Family of sea urchins

Aeropsidae is a family of echinoderms belonging to the order Spatangoida. It contains one extant genus. There are also eight extinct genera, most of which fall in the subfamily Corasterinae.

== History ==
Initially, a large number of genera were included on the basis of their apetaloid ambulacra.
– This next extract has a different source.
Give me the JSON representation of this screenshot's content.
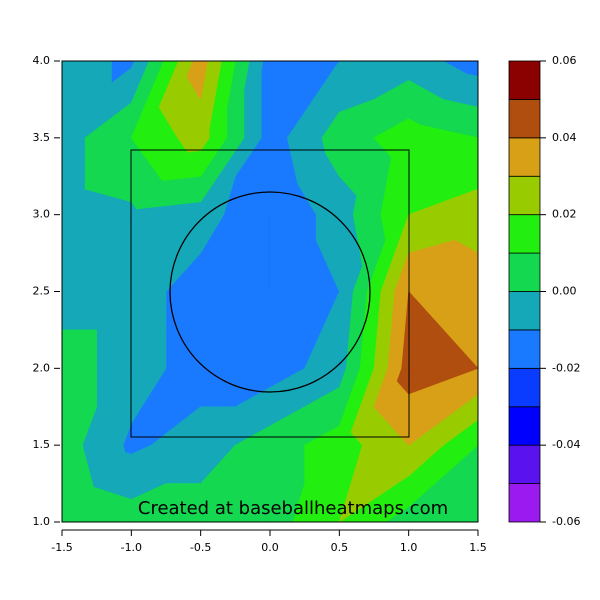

This, however, resulted in the inclusion of a number of unrelated genera some of which are holasteroid, and others that are spatangoid. Later, Mortensen included just two genera - Aceste and Aeropsis. The two forms are very different in test architecture. Aceste is now considered to be an apetaloid derivative of Proraster and is nor believed to be closely related to Aeropsidae.

== Genera ==
The following genera are recognised:

Subfamily Corasterinae Lambert & Thiéry, 1924
- † Coraster Cotteau, 1887
- † Cordastrum Nisiyama, 1968
- † Cottreaucorys Lambert, 1920
- † Homoeaster Pomel, 1883
- † Lambertiaster Gauthier, 1892
- † Orthaster Moskvin, 1982
- † Physaster Pomel, 1883
No subfamily

- Aeropsis Mortensen, 1907
- † Sphenaster Jeffery, 1999 (Protaeropsis was suggested as an alternative by Doweld in 2016 as Sphenaster is a junior homonym of Sphenaster Wilcoxon, 1970, a fossil protist genus (Haptomonada).